Informação e conhecimento

Frei Betto*

 

É avassalador o fluxo de informação que recebemos atualmente. Tanto que não conseguimos retê-la. Nossa memória é inteligentemente seletiva. Se me perguntam se ontem vi inúmeras peças publicitárias pelas ruas e mídias, digo que sim. Se me pedem para mencioná-las, eu poderia apontar apenas quatro ou cinco.

A mente “pesca” se possui “isca”, ou seja, se está focada no que pretende apreender. Isso ocorre quando pesquiso na internet a arte de Aleijadinho ou a política de felicidade do reino do Butão. Então a informação se transforma em conhecimento.

Em visita a uma escola, pedi aos alunos para registrarem no papel quanto tempo cada um navegou na internet no dia anterior. A média foi de três horas. Em seguida, solicitei que escrevessem dez temas que haviam apreendido naquelas horas. A maioria não chegou a enumerar cinco. O que comprova, disse eu, que não navegaram; de fato, naufragaram… Tempo perdido devido à mente dispersa, desatenta.

Transformar informação em conhecimento requer certa pedagogia.
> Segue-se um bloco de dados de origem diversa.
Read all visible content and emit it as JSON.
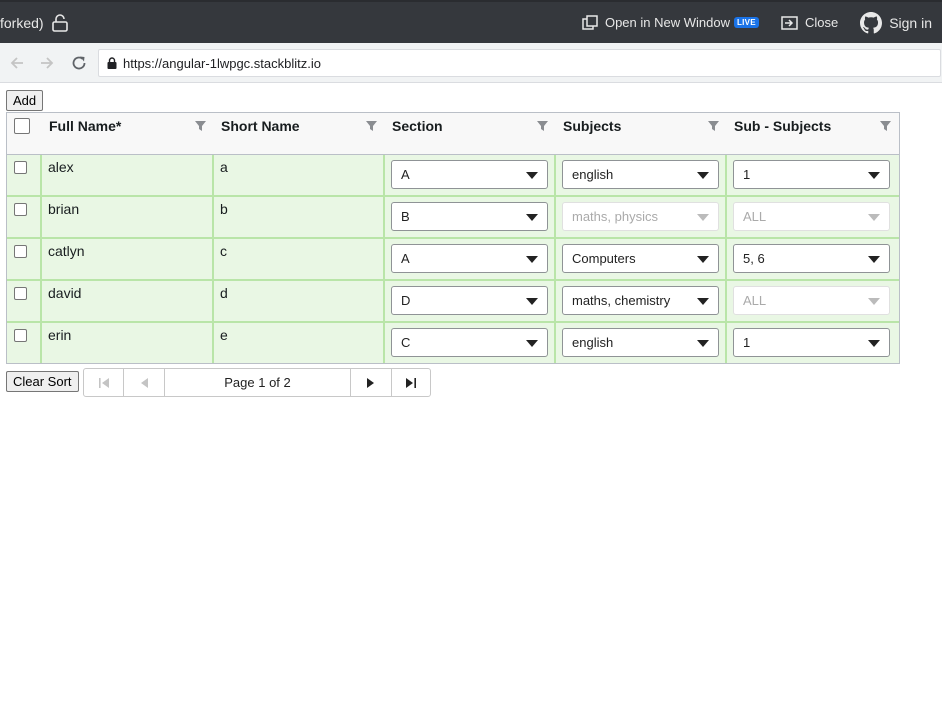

A informação pode ser falsa, como a de alimentos saborosos destituídos de propriedades nutricionais positivas à saúde. Por isso a publicidade é repetitiva. Empenha-se em nos convencer de que o supérfluo é necessário e está impregnado de valor social. Mexe com a nossa autoestima. Faz-nos sentir que não podemos ser felizes ao prescindir daquele produto, daquele refrigerante ou sanduíche impregnado de felicidade.
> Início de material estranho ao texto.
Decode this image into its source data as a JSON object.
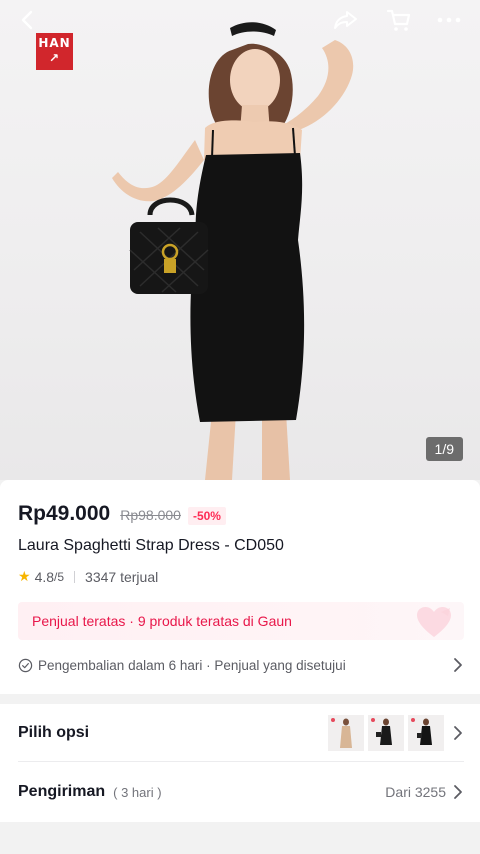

Para que a informação se transforme em conhecimento precisa ser contextualizada. Não basta saber que os EUA ameaçam punir a Coreia do Norte por lançar mísseis. É preciso conhecer por que a Coreia é um país dividido; por que os EUA lançam mísseis sem que ninguém proteste; por que a ONU propõe a não proliferação de armas nucleares e, ao mesmo tempo, aceita em seu Conselho de Segurança países detentores de ogivas nucleares; por que se admite que EUA e Rússia possuam, juntos, mais de 14 mil ogivas nucleares, capazes de aniquilar várias vezes o nosso planeta.

A mente é como um polvo com vários tentáculos. Ela armazena conhecimento na memória racional. Nem sempre, porém, nos lembramos do que aprendemos, até mesmo nomes de pessoas próximas.

Já a memória emocional enraíza mais profundamente a informação. Porque nos faz sentir, além de nos fazer pensar. Desperta deleite, ao recebermos o convite para jantar o prato de nossa preferência ou revisitar uma cidade que nos encanta; ou ojeriza, ao nos deparar com quem nos ofendeu, ou medo ao andar à noite por ruas inseguras.

A informação se faz tanto mais conhecimento quando mais o texto é inserido em seu contexto. Um brasileiro é mais apto a apreender a obra de Machado de Assis do que um alemão, pois vive no contexto em que o texto foi produzido. Já o alemão apreende melhor as obras de Goethe.

Daí a importância da experiência na assimilação da informação a ser transformada em conhecimento. Como médicos podem exercer com qualidade sua profissão se quando estudantes nunca dissecaram um cadáver? Como um maitre pode explicar as sutilezas de um prato se nunca o provou?

Isso não significa que os sentidos sejam confiáveis. Copérnico desbancou Ptolomeu ao provar que o sol não gira ao redor da Terra, como nos parece. Ocorre o contrário.

Em resumo, toda informação precisa ser devidamente comprovada e contextualizada para que mereça ser absorvida como conhecimento. E todo conhecimento exige reflexão crítica para não ser assimilado como verdade. Ao contextualizar o texto, a informação, melhor obtermos o pretexto, o que nos motiva a adquirir tal conhecimento.

 

* Frei Betto é escritor, autor de “Parábolas de Jesus – ética e valores universais” (Vozes), entre outros livros.